Citizen Group Condemns Tactic
Read Bryson’s Letter: Page 1,Page 2
In a desperate effort to generate pressure on state lawmakers for a $6 billion ratepayer bailout, Edison‘s top executive is attempting to link the utility company’s financial health to the nation’s security in the aftermath of the September 11 terrorist attacks.
In a letter to shareholders urging them to lobby for the bailout of Southern California Edison, Edison International CEO John Bryson instructs them to tell legislators that, “During this time of national crisis we need stability in the California electric system. An Edison bankruptcy will destabilize that essential system.” He continues: “[T]ell your Senator” that failure to pass the bailout would be “irresponsible and destabilizing…particularly during this time of national and economic uncertainty.”
The Foundation for Taxpayer and Consumer Rights, a non-profit citizen advocacy group which has fought the bailout, condemned Bryson’s tactics as a “cynical effort to portray a bailout of Southern California Edison as a matter of national security and patriotic duty in light of the terrorist attacks on New York and Washington, D.C.”
In a letter to Bryson this morning, FTCR President Harvey Rosenfield wrote, “That you would dare equate what has happened to this nation in the last three weeks with your company’s self-inflicted financial wounds is a grievous offense to the memories of the six thousand men, women and children who were killed on September 11, and to their next of kin.”
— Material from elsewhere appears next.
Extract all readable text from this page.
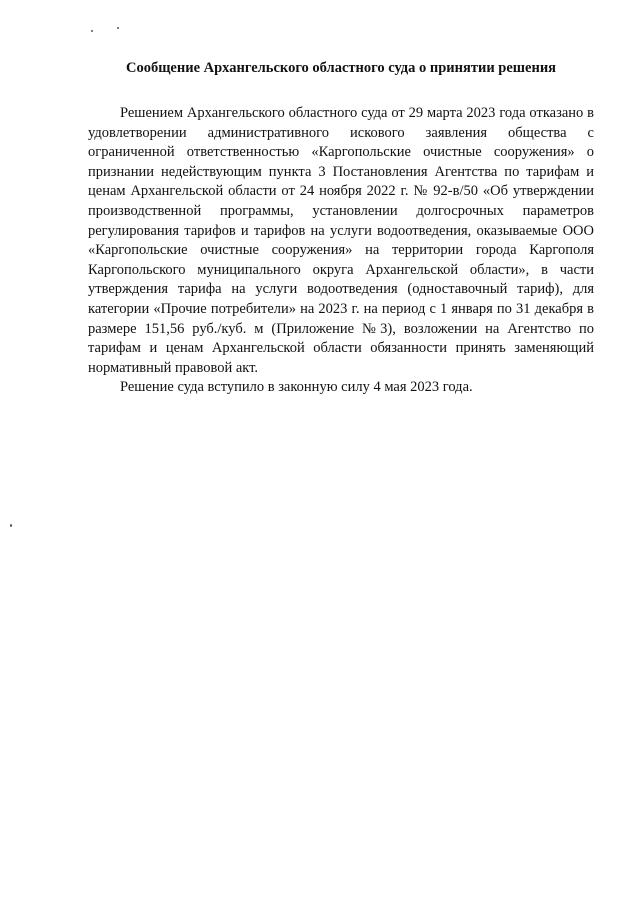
Сообщение Архангельского областного суда о принятии решения

Решением Архангельского областного суда от 29 марта 2023 года отказано в удовлетворении административного искового заявления общества с ограниченной ответственностью «Каргопольские очистные сооружения» о признании недействующим пункта 3 Постановления Агентства по тарифам и ценам Архангельской области от 24 ноября 2022 г. № 92-в/50 «Об утверждении производственной программы, установлении долгосрочных параметров регулирования тарифов и тарифов на услуги водоотведения, оказываемые ООО «Каргопольские очистные сооружения» на территории города Каргополя Каргопольского муниципального округа Архангельской области», в части утверждения тарифа на услуги водоотведения (одноставочный тариф), для категории «Прочие потребители» на 2023 г. на период с 1 января по 31 декабря в размере 151,56 руб./куб. м (Приложение №3), возложении на Агентство по тарифам и ценам Архангельской области обязанности принять заменяющий нормативный правовой акт.

Решение суда вступило в законную силу 4 мая 2023 года.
“Is there no limit to the depths to which you will sink in your greed-driven quest to force the ratepayers of California to pay for the monetary losses your company incurred as a result of your mismanagement and avarice?”
Noting the tremendous cost Edison wishes to impose on ratepayers through SB 78xx, the letter concludes, “Bailing out Edison is the last thing Californians can afford in what you refer to as ‘these difficult times.'” The group urged Bryson to accept the defeat of the bailout legislation, issue a public apology and face responsibility for its own mistakes.